Sql-server – SQL Server Optimization/Configuration for Inflexible Application

configurationoptimizationsql server

I'm responsible for overseeing an application which uses SQL Server as its backend storage solution. Unfortunately, the application has no concept of how a RDBMS should be utilized and seems to use it mainly like a NoSQL solution. What the application needs most is fetching and storing of single records and doesn't use any foreign keys for data integrity whatsoever.

As expected, this brilliant design leads to rather poor performance because throwing a RDBMS at a problem which merely requires a hash-on-disk style scheme is like using a cannon on a mosquito. But alas, I'm not able to modify the software as it is third party.

I've seen many tips that are happy to tell me I should use more efficient queries, but this simply isn't an option. SQL Server seems to be CPU bound mainly, and most of the data also seems to be cached in memory. Is there a way I can optimize/configure the way SQL deals with requests from this application? (The entire instance of SQL Server is available exclusively to the application.) Alternatively, is there another solution that behaves like SQL Server but acts like NoSQL in speed for simple queries? Is there some sort of single-process mode for SQL server that makes locking records unnecessary?

Any off-the-wall ideas I should give a shot?

Update:
So after a lot of mucking about with traces laced with auto-generated cursor preps, execs, fetches, and so forth, it looks like most of the time in the particular application feature of concern is wasted on populating tables for which only the first row is actually fetched. This actually appears to be a common problem the way the application was written.

Since the select statements behind the cursors are ordering the data, the cursors cannot effectively use a dynamic plan. Ultimately, the data the application is trying to get at is the next record where field A = document_id and the next field B value that's larger than the previously sought field B value. This is, of course, a typical application of cursors — if only the application was using cursors the typical way.

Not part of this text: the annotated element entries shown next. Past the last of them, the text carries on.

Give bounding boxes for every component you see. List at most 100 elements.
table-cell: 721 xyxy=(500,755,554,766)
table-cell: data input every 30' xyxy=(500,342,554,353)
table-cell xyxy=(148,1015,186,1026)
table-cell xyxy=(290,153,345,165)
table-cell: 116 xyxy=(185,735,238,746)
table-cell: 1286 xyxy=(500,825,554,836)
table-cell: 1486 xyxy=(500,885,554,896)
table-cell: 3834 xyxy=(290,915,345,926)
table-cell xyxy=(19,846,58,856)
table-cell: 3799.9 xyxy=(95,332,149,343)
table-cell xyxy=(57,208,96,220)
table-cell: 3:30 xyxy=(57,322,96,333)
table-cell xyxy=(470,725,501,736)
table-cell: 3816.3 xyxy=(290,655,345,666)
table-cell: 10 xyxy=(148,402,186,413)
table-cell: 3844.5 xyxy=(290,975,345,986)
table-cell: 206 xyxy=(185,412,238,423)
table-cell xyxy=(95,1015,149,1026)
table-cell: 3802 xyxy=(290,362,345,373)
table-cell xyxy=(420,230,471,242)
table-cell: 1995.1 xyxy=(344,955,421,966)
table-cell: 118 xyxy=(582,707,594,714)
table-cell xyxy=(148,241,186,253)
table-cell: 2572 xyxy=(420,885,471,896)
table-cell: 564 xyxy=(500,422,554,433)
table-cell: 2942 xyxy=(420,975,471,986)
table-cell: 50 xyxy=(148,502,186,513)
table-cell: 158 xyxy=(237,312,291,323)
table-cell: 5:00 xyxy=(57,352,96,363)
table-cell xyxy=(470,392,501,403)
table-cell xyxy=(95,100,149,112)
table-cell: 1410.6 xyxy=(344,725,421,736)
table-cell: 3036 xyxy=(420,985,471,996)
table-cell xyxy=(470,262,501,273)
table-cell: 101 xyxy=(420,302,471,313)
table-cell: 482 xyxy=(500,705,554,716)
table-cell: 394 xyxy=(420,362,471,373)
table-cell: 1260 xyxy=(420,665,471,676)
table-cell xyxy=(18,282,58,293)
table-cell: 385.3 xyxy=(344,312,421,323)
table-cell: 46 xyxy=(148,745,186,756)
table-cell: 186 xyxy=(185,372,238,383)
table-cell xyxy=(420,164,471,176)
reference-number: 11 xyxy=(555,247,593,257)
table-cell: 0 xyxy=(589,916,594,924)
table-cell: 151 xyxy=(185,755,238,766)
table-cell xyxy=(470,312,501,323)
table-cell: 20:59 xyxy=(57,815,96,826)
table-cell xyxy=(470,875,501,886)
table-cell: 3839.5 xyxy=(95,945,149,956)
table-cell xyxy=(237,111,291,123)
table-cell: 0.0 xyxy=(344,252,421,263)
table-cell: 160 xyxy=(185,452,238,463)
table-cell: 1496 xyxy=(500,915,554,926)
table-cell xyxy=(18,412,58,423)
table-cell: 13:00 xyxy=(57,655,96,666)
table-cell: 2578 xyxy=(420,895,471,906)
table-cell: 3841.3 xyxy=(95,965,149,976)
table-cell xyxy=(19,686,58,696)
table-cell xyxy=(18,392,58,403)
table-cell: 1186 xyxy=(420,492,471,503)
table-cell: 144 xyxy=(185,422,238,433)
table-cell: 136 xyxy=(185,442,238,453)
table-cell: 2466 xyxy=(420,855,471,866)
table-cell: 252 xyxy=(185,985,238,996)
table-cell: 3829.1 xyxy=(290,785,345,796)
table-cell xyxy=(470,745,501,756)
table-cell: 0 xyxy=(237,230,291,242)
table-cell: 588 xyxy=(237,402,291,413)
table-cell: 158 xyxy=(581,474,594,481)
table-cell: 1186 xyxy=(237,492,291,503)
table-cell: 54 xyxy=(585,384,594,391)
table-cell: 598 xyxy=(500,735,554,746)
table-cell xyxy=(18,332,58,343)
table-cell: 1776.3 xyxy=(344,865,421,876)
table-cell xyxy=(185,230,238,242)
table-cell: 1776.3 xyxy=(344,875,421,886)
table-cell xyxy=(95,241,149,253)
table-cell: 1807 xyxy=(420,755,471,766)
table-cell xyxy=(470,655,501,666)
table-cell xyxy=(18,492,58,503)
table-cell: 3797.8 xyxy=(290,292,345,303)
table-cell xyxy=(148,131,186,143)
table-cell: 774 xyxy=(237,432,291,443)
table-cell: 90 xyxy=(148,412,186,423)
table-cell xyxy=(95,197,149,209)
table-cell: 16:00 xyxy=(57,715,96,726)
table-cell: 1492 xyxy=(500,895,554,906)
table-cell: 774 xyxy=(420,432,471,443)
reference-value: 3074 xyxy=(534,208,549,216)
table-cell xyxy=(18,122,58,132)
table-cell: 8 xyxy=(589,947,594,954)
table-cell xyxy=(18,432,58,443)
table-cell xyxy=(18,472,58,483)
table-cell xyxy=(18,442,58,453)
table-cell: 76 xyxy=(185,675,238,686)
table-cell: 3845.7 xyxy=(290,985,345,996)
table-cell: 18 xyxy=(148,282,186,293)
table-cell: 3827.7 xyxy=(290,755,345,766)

I'm looking to contact the vendor again because this is… bad. I figure they're more likely to pop in an easy two-line already-existing fix. As such, I'm looking to generate a more efficient version of their query (still using cursors, with the same client-side semantics of 'give me the next record, k?'). I'm not exactly sure how to formulate such a query in TSQL since everything I've given a shot results in a scan, even with indexes I'd consider useful. (Really, only one b-tree search should be required, but somehow I just can't seem to get there.)

Best Answer

We've all been there. Those that haven't are going to run into this situation one day!

There is a text book approach to dealing with third party horror software:

  1. Prove there is a problem. Identify and document crazy queries and data access patterns.
  2. Approach the vendor with your evidence of a problem. If you can show that a re-write of a query shows improvements are possible, it gets harder for the vendor to ignore your concerns.
  3. If your getting no response from your contact at the vendor, escalate. If you can't make enough noise to be heard, maybe your CTO can.
  4. If you've reached step 4 without any success, you're likely to be sacrificing follicles or noticing the telling first signs of grey. This is where a voodoo doll of the third party development lead can ease the stresses of the day. A dartboard featuring the company logo is an acceptable alternative.

Back in the real world, what practical approaches do we have:

  • Kill it with iron. It always pains me to say it but throwing hardware at the problem can be the fastest, cheapest, lowest risk solution at times.
  • Understand the root causes. Run the same analysis as you would for a system that was fully under your control. Identify the most frequent queries, those with highest CPU, highest reads, highest duration, look at tempdb usage, analyse the plan cache (single use ad-hoc queries crop up often in these scenarios).
  • Indexing. The Database Tuning Advisor (DTA) is a useful tool for analysing workloads you have little control over. In particular, it can spot candidates for indexed views and missing multi-column statistics which may not be obvious.
  • Plan guides. If you spot a query that you can re-work the execution plan for, plan guides give you a way of forcing that plan without modifying the source query.